Wednesday, October 08, 2008

 

Un-fact

A few days ago the DT carried a peice about the dreadful number of deaths - 300 or so a year in GB (we suppose) - attributable to people who had only recently passed their driving test. In consequence, there was said to be all-party agreement about the need to do something about the driving test, which had not been reorganised for some disgraceful passage of time. There was even talk of abandoning the dreaded reversing backwards around a corner (something which almost scuppered me ever so many years ago) and relying on driving instructors to do that sort of thing. I then start to wonder how all this cross party agreement was justified and turn up what turns out to be a very helpful ONS web site (http://www.statistics.gov.uk/) and rapidly learn that in 2002 (the last year for which data was available in this form) there were about 3,500 deaths from road accidents in GB. So less than 10% of these involve these recent passers? So what proportion of road traffic users are they? Is this an excess proportion? Does the DT or anyone else know?

Perhaps I should have stayed with OPCS - one of the outfits which merged into what is now the ONS - and participated in this great web development!

As a consolation prize, I participated yesterday in the revenue protection scheme operated by Transport for London. Having forgetten to carry my oyster card and not having change smaller than a fiver, the bus driver eyed me very suspiciously. After a suitably impressive pause, during which time I thought my options were either to cough up a fiver or to get off, he comes up with a pad of yellow forms and laboriously checks one lot of boxes and then invites me to check another lot, in this way recording my name and address. I then carry off the yellow counterfoil into the bowels of the bus, a counterfoil which invites me to send £2 to the revenue protection department of Transport for London. My cheque now awaits my daily trip to Cheam to be posted. I am pleased that such a quaint and trusting scheme is still operated - despite transaction costs which much far exceed the amount involved. So as a good citizen I must remember to carry my Oyster card.
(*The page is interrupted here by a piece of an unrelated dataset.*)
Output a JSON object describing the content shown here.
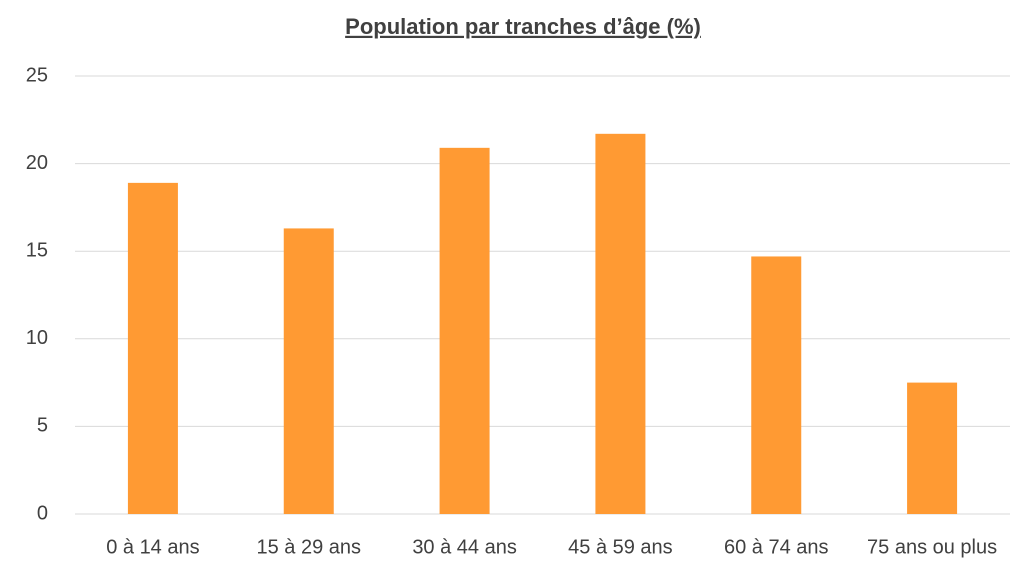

I was impressed by the much lower-tech solution operated on Florentine buses. While, as an alien, a bit vague on details, there appears to be a flat fare scheme operating within the Florence area. You buy tickets at a tabacconist (which action is not, in Italy anyway, construed as aiding and abetting the evil tabacco industry. Tantamount to advertising sale of same to under age persons). You get on the bus without any form of control or turnstile and you cancel your ticket by sticking it into what looks like a very cheap machine, of which there are two or three in the bus. Your ticket is then good for 70 minutes. You get off the bus without any form of control or turnstile. We presumed that if you got caught without a cancelled ticket you would be in deep trouble and it was alleged that there were teams of undercover agents roaming the bus system hunting for villains. All in all, it looked like a simple low cost solution, one step short of simply making the buses free. Why did it take us so long to arrive at the vastly more complicated oyster card solution?

I think it may also be the case that the buses were run by the municipality for the benefit of their citizens, rather than by Southwest trains for the benefit of their shareholders. Maybe these Italians do know a thing or two after all.